Şurası iyice anlaşılmalı değerli milletvekilleri: Suriye'de yaşanan her olayın yankısı burada duyulur. Orada yaşayan sivillere yönelik katliamlar Türkiye'de toplumsal barışımızı tehdit eden bir gerçektir. Hatay'da, Mersin'de, Adana'da yaşayan 1 milyona yakın Arap Alevisi devletinin taraf olduğunu hissettiği anda kendini yok sayılmış ve güvensiz hisseder. Bu topraklarda insanlar, Aleviler, Sünniler, her bir kesim ayrımcılık yüzünden tarihte çok ağır bedeller ödemiştir. Ötekileştirmenin nelere mal olduğunu acı tecrübelerimizle yaşamışızdır. Bugün buna benzer tehlikeler maalesef kapıda. Mezhep kışkırtıcılığına göz yumulması Türkiye'yi çok büyük bir tehlikeye sürükler, bu işten hevesi olan emperyalizmin uşaklarının da ekmeğine yağ sürer. Bu konuyla alakalı sosyal medyada, gazetelerde Alevilere yönelik açık nefret söylemi var. Katliamı bizzat Nusayrilik ve Alevilikle ilişkilendiren -özür diliyorum ama- alçakça yaklaşımlar var. Halkı kin ve düşmanlığa sevk etme suçunu aleni şekilde işleyen gazete yazarları, troller, sözde uzmanlar var. Sokakta konuşan çiftçiye, iktidarı eleştiren emekliye, muhatabına saygısızlık yapan Meclis Başkan Vekiline, kehanette bulunan müneccimden kent lokantasına giden Vedat Milor'a kadar soruşturma açan savcılar Türkiye'deki Arap Alevilerini, Alevileri hedef gösteren, halkı kin ve düşmanlığa sevk eden bu paylaşımlar için ne yapıyorlar? Bırakın gözaltını, hiç soruşturma açıldığını dahi duymadık.

AŞKIN GENÇ (Kayseri) - Kıllarını kıpırdatmıyorlar.

CEM AVŞAR (Devamla) - Bu zehirli, bölücü, düşmanca dile müdahale edilmeyişi, daha kabuk bağlamamış yaralarımıza tuz basmaktadır. Biz, ülkemizin barışı, birlik ve beraberliği için bu nefret diline karşı sonuna kadar mücadele edeceğiz.

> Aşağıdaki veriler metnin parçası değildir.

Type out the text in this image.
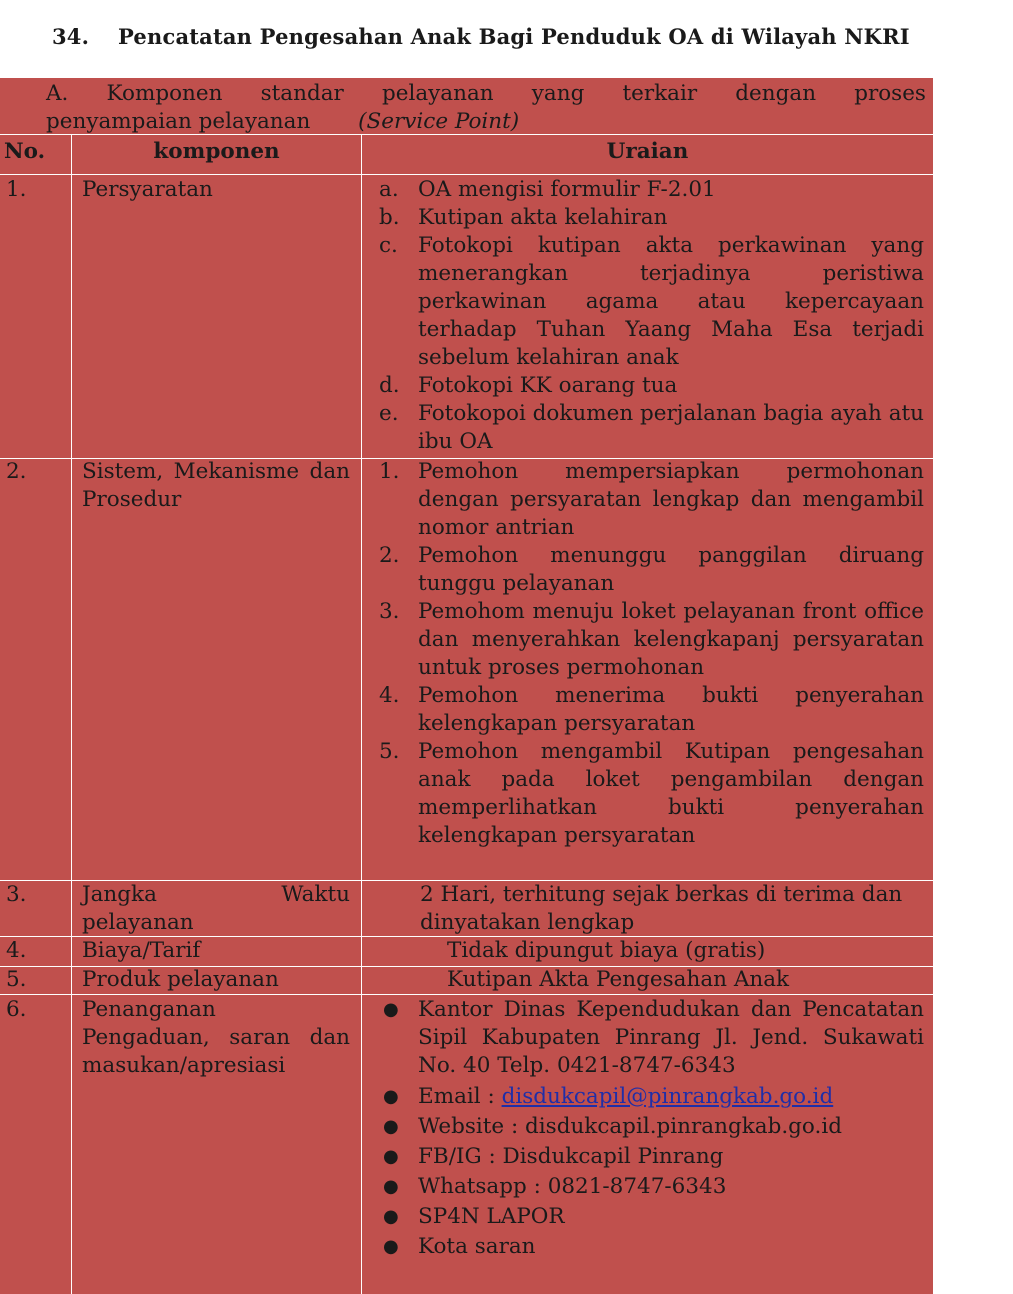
34. Pencatatan Pengesahan Anak Bagi Penduduk OA di Wilayah NKRI
A. Komponen standar pelayanan yang terkair dengan proses
penyampaian pelayanan (Service Point)
No.	komponen	Uraian
1.	Persyaratan	a. OA mengisi formulir F-2.01
b. Kutipan akta kelahiran
c. Fotokopi kutipan akta perkawinan yang menerangkan terjadinya peristiwa perkawinan agama atau kepercayaan terhadap Tuhan Yaang Maha Esa terjadi sebelum kelahiran anak
d. Fotokopi KK oarang tua
e. Fotokopoi dokumen perjalanan bagia ayah atu ibu OA
2.	Sistem, Mekanisme dan Prosedur
1. Pemohon mempersiapkan permohonan dengan persyaratan lengkap dan mengambil nomor antrian
2. Pemohon menunggu panggilan diruang tunggu pelayanan
3. Pemohom menuju loket pelayanan front office dan menyerahkan kelengkapanj persyaratan untuk proses permohonan
4. Pemohon menerima bukti penyerahan kelengkapan persyaratan
5. Pemohon mengambil Kutipan pengesahan anak pada loket pengambilan dengan memperlihatkan bukti penyerahan kelengkapan persyaratan
3.	Jangka Waktu pelayanan
2 Hari, terhitung sejak berkas di terima dan dinyatakan lengkap
4.	Biaya/Tarif	Tidak dipungut biaya (gratis)
5.	Produk pelayanan	Kutipan Akta Pengesahan Anak
6.	Penanganan Pengaduan, saran dan masukan/apresiasi
● Kantor Dinas Kependudukan dan Pencatatan Sipil Kabupaten Pinrang Jl. Jend. Sukawati No. 40 Telp. 0421-8747-6343
● Email : disdukcapil@pinrangkab.go.id
● Website : disdukcapil.pinrangkab.go.id
● FB/IG : Disdukcapil Pinrang
● Whatsapp : 0821-8747-6343
● SP4N LAPOR
● Kota saran
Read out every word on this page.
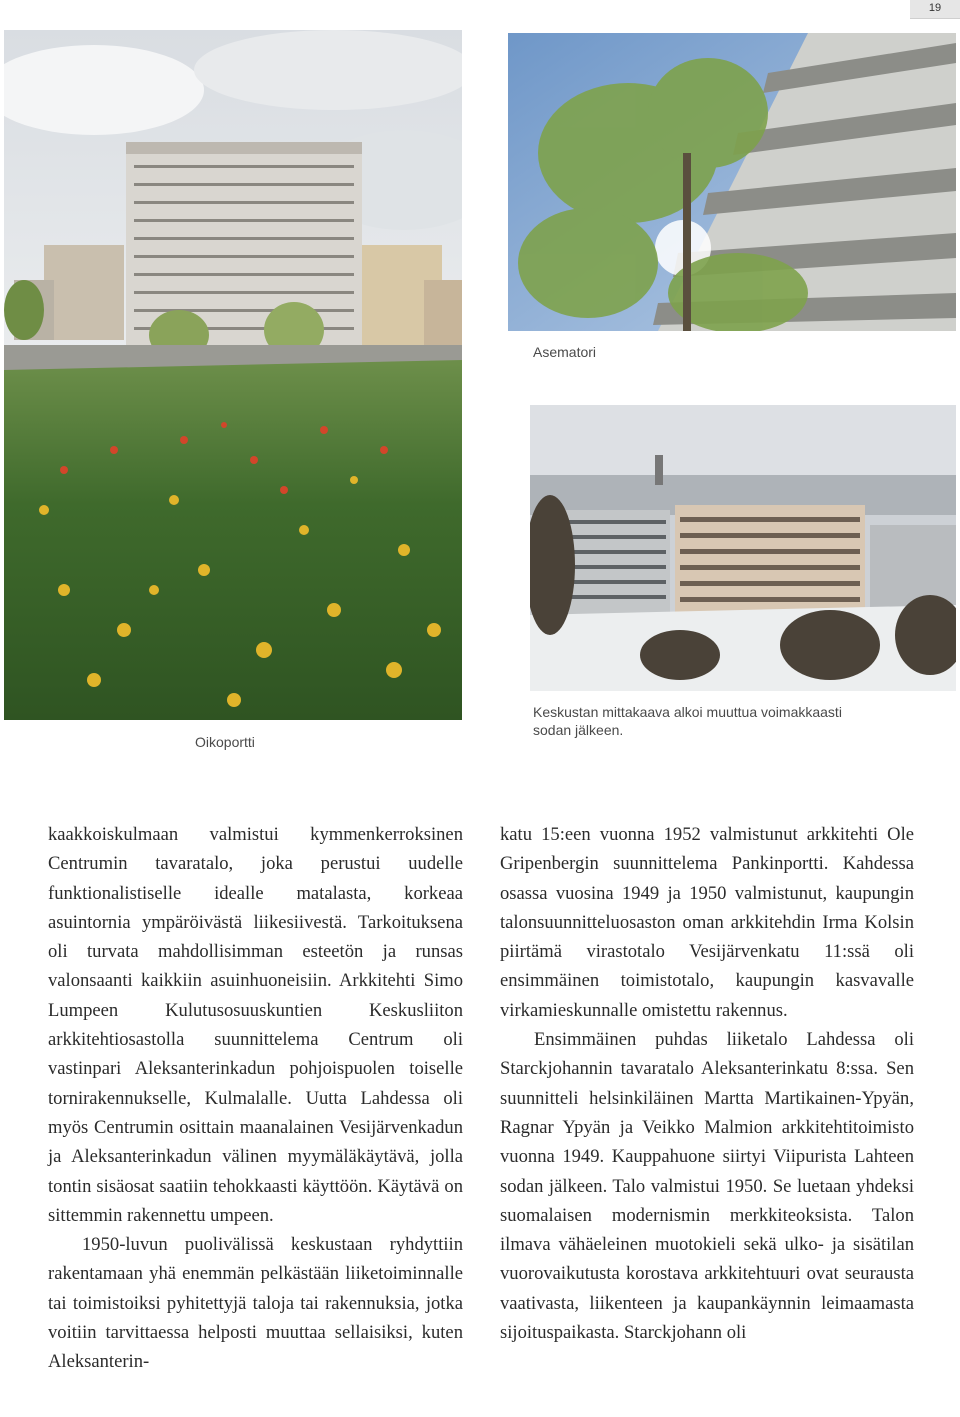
19
Oikoportti
Asematori
Keskustan mittakaava alkoi muuttua voimakkaasti sodan jälkeen.

kaakkoiskulmaan valmistui kymmenkerroksinen Centrumin tavaratalo, joka perustui uudelle funktionalistiselle idealle matalasta, korkeaa asuintornia ympäröivästä liikesiivestä. Tarkoituksena oli turvata mahdollisimman esteetön ja runsas valonsaanti kaikkiin asuinhuoneisiin. Arkkitehti Simo Lumpeen Kulutusosuuskuntien Keskusliiton arkkitehtiosastolla suunnittelema Centrum oli vastinpari Aleksanterinkadun pohjoispuolen toiselle tornirakennukselle, Kulmalalle. Uutta Lahdessa oli myös Centrumin osittain maanalainen Vesijärvenkadun ja Aleksanterinkadun välinen myymäläkäytävä, jolla tontin sisäosat saatiin tehokkaasti käyttöön. Käytävä on sittemmin rakennettu umpeen.

1950-luvun puolivälissä keskustaan ryhdyttiin rakentamaan yhä enemmän pelkästään liiketoiminnalle tai toimistoiksi pyhitettyjä taloja tai rakennuksia, jotka voitiin tarvittaessa helposti muuttaa sellaisiksi, kuten Aleksanterin-

katu 15:een vuonna 1952 valmistunut arkkitehti Ole Gripenbergin suunnittelema Pankinportti. Kahdessa osassa vuosina 1949 ja 1950 valmistunut, kaupungin talonsuunnitteluosaston oman arkkitehdin Irma Kolsin piirtämä virastotalo Vesijärvenkatu 11:ssä oli ensimmäinen toimistotalo, kaupungin kasvavalle virkamieskunnalle omistettu rakennus.

Ensimmäinen puhdas liiketalo Lahdessa oli Starckjohannin tavaratalo Aleksanterinkatu 8:ssa. Sen suunnitteli helsinkiläinen Martta Martikainen-Ypyän, Ragnar Ypyän ja Veikko Malmion arkkitehtitoimisto vuonna 1949. Kauppahuone siirtyi Viipurista Lahteen sodan jälkeen. Talo valmistui 1950. Se luetaan yhdeksi suomalaisen modernismin merkkiteoksista. Talon ilmava vähäeleinen muotokieli sekä ulko- ja sisätilan vuorovaikutusta korostava arkkitehtuuri ovat seurausta vaativasta, liikenteen ja kaupankäynnin leimaamasta sijoituspaikasta. Starckjohann oli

Türkiye'yi asla mezhepçiliğe, ayrımcılığa, kavimciliğe, nefrete teslim etmeyeceğiz çünkü birlik ve beraberlik ancak ve ancak herkesin eşit yurttaş olduğu, öteki hissine kapılmadığı bir düzenle korunabilir.

(Mikrofon otomatik cihaz tarafından kapatıldı)

CEM AVŞAR (Devamla) - Son, toparlıyorum Sayın Başkan.

BAŞKAN - Buyurun Sayın Avşar, tamamlayın lütfen.

CEM AVŞAR (Devamla) - Özetle, Suriye'de yaşanan sivil katliamı kınamayan, bu vahşeti yok sayan yaklaşım Türkiye'de ayrışmayı derinleştirir.

Ahmet Şara'nın geçici yönetimi birçok devlet ve kuruluştan meşru otorite olarak kabul görmektedir. Bu otorite, iç savaş dönemine mahsus hastalıklardan uzaklaşarak, ister orduya entegre edilmiş gruplar ister başıbozuk silahlı yapıların sivil insanlara yönelik saldırılarını engellemek, bu grupları kontrol altına almak, suçluları tespit edip yargılamak zorundadır.

Türkiye'de özellikle siyaset içerisinde Aleviler adına konuşan herkes, Alevileri hedef gösteren, ayrışmaya hizmet eden aşırı söylemlerden kaçınmalı, diline dikkat etmelidir. Aynı zamanda "siyasal Alevicilik" lafını yayarak mezhepçilik yapanlar, öldürülen sivilleri mezhebine göre değerlendiren operasyon hesapları bu ülke için bir millî güvenlik sorunudur.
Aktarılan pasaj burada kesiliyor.